Ciudadanos de Cataluña

Nuestro caballito de Troya

José García Domínguez
Son justo las tres de la tarde y esa canción que ha empezado a sonar por la megafonía de la sala interrumpe la conversación que mantenía con Antonio Robles. Ahora, ambos observamos en silencio a los doscientos delegados de Ciutadans de Catalunya que, como nosotros, están escuchando la letra de  Ain´t No Mountain High Enoug (No existe ninguna montaña lo bastante alta como para que no la pueda escalar). Seguro que más de uno debe estar oyéndola por primera vez. Aunque para mí tengo que ese no es el caso de Antonio. No se lo preguntaré, pero estoy convencido. Entre otros motivos, porque no soy capaz de imaginármelo sin tararear mentalmente esa canción en 1992, cuando se labró la muerte civil en aquella Icaria feliz del pujolismo, al publicar Extranjeros en su país.
 
O al año siguiente, cuando fundó junto a cuatro parias más la Asociación por la Tolerancia, aquel cayuco en el que navegó a la deriva la escasa dignidad cívica  que se enfrentó desde el principió a la dictadura blanca del nacionalismo catalán. O cuando redactó el Manifiesto por la Tolerancia Lingüística, a principios de 2005, con los comisarios políticos de la Esquerra controlando aún esa Consejería de Educación en la que lleva trabajando desde hace más de veinte años. Y es que es necesario, es imprescindible creer en algo para poder hacer esas cosas. Aunque sólo sea en que no existe ninguna montaña que un hombre no pueda escalar.
 
Después, cuando termine de sonar la canción, marchará hacía la Mesa del Congreso a estrenar su nuevo cargo.
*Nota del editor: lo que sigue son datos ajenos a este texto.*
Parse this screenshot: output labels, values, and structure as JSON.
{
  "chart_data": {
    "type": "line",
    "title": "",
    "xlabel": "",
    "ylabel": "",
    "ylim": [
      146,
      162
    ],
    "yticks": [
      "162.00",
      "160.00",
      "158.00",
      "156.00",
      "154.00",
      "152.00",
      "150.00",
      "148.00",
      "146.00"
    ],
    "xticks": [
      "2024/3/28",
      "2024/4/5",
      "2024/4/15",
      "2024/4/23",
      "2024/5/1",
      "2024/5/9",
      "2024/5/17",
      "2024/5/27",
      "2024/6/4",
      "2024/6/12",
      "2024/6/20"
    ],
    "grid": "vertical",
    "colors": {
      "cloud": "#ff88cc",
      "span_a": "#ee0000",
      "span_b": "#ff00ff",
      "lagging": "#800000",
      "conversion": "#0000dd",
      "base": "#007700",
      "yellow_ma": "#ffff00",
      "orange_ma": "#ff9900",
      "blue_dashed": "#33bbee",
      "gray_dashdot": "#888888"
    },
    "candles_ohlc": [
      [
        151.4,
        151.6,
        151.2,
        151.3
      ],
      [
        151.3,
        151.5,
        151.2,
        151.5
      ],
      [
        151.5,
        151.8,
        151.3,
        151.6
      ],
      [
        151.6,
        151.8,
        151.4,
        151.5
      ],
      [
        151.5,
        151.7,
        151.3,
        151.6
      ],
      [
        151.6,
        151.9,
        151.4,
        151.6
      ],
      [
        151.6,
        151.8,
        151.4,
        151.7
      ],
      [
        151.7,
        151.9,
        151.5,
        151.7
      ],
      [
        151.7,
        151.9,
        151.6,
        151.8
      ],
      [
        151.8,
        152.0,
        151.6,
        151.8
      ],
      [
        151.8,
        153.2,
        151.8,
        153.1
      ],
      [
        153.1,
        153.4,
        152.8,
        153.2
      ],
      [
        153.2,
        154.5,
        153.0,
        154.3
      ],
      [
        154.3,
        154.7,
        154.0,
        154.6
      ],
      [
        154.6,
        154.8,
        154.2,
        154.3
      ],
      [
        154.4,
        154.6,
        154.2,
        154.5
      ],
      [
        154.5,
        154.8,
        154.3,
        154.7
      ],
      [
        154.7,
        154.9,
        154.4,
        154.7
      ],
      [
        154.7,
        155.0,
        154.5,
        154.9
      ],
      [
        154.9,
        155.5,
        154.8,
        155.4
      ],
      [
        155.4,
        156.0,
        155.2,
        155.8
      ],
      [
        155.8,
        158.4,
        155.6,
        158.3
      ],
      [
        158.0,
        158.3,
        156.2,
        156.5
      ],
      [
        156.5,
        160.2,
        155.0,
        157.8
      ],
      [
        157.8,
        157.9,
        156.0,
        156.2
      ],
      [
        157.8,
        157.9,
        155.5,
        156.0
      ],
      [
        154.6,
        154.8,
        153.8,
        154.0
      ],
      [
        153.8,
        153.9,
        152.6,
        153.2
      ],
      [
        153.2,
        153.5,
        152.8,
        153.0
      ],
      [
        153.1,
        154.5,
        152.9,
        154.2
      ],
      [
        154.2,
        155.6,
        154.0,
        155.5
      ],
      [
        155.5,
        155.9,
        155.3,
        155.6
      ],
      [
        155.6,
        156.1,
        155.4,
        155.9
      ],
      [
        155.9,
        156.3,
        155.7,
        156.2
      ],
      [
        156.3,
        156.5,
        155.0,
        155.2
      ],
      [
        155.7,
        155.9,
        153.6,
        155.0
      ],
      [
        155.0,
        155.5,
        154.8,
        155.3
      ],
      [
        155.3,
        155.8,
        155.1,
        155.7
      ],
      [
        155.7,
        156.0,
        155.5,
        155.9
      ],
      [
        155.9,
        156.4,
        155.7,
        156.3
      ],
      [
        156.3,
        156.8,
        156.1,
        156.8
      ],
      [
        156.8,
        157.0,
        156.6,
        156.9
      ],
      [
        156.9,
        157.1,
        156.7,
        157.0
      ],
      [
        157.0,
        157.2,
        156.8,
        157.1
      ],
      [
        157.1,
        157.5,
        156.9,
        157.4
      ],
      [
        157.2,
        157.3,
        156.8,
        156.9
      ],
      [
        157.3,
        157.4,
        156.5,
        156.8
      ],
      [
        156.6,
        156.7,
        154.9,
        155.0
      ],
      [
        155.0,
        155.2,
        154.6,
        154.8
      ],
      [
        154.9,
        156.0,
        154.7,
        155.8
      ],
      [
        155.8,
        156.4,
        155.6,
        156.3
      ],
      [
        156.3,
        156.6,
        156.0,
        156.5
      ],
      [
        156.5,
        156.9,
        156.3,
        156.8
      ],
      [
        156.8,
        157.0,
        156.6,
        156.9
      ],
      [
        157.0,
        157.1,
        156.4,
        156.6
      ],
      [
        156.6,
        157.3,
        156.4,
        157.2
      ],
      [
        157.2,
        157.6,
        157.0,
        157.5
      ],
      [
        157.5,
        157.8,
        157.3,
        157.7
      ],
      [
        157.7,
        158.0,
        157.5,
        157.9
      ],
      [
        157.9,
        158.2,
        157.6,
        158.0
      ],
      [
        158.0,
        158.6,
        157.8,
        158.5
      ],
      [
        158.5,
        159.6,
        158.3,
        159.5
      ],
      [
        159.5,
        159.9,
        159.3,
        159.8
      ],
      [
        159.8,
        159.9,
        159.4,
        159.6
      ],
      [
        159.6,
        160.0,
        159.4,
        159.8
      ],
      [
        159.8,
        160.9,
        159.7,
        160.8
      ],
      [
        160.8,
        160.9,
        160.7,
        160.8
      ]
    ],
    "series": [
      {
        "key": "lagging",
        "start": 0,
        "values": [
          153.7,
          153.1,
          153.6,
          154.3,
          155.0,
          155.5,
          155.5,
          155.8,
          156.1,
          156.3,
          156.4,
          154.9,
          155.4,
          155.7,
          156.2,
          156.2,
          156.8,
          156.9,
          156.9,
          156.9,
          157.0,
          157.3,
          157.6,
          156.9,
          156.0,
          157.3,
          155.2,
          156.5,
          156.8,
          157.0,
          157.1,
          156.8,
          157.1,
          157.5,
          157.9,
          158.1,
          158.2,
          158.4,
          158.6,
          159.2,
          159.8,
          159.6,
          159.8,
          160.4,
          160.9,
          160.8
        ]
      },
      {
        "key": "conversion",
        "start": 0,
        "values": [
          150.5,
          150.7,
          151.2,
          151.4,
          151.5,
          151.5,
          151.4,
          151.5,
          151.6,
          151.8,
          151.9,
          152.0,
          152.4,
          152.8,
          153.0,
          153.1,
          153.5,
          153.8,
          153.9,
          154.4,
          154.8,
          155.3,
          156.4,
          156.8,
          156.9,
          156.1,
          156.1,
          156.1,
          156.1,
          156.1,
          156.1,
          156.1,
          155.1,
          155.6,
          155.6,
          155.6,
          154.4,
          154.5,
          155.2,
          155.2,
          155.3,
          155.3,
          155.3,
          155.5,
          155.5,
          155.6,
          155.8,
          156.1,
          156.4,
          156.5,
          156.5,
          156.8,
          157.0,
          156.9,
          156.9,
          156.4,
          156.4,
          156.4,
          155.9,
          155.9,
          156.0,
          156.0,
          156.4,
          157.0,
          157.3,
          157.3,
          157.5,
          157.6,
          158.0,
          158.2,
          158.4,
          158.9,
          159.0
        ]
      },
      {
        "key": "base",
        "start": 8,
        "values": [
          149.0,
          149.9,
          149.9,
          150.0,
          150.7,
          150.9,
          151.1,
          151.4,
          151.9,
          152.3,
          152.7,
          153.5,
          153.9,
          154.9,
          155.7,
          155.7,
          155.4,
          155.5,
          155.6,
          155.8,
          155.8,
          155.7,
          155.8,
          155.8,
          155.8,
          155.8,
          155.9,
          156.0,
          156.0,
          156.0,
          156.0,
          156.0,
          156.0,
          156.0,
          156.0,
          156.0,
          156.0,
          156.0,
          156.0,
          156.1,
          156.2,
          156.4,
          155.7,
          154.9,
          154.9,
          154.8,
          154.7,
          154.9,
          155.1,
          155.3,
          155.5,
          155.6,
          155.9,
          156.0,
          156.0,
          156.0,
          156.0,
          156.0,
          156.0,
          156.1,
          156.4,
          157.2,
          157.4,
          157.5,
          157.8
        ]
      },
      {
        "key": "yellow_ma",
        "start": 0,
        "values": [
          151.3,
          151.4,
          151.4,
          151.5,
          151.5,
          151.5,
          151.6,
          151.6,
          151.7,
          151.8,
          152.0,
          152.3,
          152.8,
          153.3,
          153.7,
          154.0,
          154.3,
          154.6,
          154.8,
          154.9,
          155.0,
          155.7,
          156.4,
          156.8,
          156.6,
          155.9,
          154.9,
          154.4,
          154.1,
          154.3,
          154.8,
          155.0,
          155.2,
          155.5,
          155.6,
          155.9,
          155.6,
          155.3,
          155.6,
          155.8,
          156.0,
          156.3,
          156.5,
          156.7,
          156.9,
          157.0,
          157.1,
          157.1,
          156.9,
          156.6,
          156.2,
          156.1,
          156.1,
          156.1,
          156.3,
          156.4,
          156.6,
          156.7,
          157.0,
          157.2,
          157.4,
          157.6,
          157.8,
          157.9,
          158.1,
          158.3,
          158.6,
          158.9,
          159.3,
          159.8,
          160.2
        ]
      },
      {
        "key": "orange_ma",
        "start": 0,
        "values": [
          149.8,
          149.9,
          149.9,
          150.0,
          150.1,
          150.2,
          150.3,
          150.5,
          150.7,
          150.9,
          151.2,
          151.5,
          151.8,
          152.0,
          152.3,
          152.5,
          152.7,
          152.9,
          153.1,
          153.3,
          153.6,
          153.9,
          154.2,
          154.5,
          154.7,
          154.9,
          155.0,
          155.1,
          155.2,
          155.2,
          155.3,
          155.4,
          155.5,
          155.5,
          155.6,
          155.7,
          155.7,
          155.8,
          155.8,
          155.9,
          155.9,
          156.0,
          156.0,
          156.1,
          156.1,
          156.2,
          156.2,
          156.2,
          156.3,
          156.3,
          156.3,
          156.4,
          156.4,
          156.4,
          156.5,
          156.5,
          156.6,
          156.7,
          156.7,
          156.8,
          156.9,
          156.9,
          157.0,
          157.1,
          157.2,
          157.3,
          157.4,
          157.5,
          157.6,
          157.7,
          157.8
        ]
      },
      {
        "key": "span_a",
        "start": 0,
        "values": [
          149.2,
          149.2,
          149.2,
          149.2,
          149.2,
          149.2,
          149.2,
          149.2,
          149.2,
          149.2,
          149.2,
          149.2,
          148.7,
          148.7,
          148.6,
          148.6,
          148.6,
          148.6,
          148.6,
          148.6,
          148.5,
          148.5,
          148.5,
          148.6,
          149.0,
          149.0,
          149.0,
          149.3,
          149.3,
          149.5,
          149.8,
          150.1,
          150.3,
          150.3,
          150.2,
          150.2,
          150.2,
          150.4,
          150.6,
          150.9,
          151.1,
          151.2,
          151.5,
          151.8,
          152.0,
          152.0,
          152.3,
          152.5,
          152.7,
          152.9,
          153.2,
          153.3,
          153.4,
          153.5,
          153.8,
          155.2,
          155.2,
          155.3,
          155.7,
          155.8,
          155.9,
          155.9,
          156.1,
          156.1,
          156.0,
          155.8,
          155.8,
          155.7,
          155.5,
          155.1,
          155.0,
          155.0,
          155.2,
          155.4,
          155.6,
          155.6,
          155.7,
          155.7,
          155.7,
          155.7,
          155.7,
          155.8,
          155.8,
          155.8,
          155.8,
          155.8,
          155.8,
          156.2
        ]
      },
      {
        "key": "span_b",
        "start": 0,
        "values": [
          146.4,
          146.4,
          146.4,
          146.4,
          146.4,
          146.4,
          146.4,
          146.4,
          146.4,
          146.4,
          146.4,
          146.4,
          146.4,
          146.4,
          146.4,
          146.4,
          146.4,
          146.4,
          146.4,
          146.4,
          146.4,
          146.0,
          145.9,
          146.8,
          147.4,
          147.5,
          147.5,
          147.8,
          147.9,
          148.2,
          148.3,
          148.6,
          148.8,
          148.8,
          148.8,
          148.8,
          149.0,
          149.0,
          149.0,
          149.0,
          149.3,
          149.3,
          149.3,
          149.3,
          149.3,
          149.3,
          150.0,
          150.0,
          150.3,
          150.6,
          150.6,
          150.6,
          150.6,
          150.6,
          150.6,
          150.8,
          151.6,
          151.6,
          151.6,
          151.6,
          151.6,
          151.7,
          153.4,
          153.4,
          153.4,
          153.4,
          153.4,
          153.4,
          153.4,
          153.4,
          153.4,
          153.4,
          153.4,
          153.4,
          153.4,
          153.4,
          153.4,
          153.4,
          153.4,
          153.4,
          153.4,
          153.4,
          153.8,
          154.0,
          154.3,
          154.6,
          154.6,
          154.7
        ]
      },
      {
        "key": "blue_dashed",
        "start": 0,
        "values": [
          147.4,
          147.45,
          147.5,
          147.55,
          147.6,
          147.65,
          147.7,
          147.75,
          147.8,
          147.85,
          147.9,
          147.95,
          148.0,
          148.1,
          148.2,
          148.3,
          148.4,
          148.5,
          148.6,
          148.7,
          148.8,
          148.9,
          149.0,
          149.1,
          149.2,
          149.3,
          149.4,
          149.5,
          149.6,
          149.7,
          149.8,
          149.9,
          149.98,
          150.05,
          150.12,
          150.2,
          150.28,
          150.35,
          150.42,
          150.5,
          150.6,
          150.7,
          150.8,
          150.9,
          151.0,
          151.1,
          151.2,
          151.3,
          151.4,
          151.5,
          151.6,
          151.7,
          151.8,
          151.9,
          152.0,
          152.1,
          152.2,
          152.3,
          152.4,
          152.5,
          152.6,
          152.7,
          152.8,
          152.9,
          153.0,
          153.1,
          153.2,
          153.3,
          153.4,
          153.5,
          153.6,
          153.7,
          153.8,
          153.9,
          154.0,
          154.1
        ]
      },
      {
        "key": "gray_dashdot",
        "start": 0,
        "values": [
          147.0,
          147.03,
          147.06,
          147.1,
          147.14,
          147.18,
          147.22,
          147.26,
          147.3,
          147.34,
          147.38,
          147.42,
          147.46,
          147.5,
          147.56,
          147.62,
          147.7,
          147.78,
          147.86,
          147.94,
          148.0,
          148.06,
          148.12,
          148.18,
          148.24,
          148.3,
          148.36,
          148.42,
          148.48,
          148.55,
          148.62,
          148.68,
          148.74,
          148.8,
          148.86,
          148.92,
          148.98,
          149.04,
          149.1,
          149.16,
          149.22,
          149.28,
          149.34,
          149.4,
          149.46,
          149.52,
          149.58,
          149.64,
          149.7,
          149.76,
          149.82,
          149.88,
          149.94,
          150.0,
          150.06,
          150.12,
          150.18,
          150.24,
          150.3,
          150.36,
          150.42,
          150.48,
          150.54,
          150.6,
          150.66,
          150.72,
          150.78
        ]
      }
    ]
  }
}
Pues acaban de elegirlo secretario general de ese Partido de la Ciudadanía que hoy va a ver la luz. Del partido de una ciudadanía que Francesc de Carreras habría querido heredara “de la tradición socialista”; y que lo hubiese sido si su enmienda a la totalidad de las Declaración de Principios no hubiera salido derrotada en la votación del Plenario. Una ciudadanía que, por lo demás, tampoco todos los congresistas tenían claro si debiera ser “catalana”, “nacional”, o “estatal”. Así, cierto Iván Tubau que compareció enfundado en unos bermudas de juzgado de guardia, amenazaría con repudiar al recién nacido en caso de que los Estatutos estableciesen mención alguna a la Nación española. Sin duda, entusiasmados con tan formal y grave anuncio, los delegados ratificaron en el acto el carácter español de la formación, ampliando además su ámbito de actuación a todo el territorio nacional.
 
Pero, en fin, lo importante es que a pesar de todo y de todos, incluso de sí mismo, nuestro caballito de Troya ha echado a trotar. Como mi memoria. Porque mientras contemplo a Antonio Robles alejándose en su camino hacía el estrado, no sé por qué, me viene a la mente el texto de aquel antiguo cartel de las Juventudes Libertarias: “Corre, muchacho, todo el viejo mundo va detrás de ti”.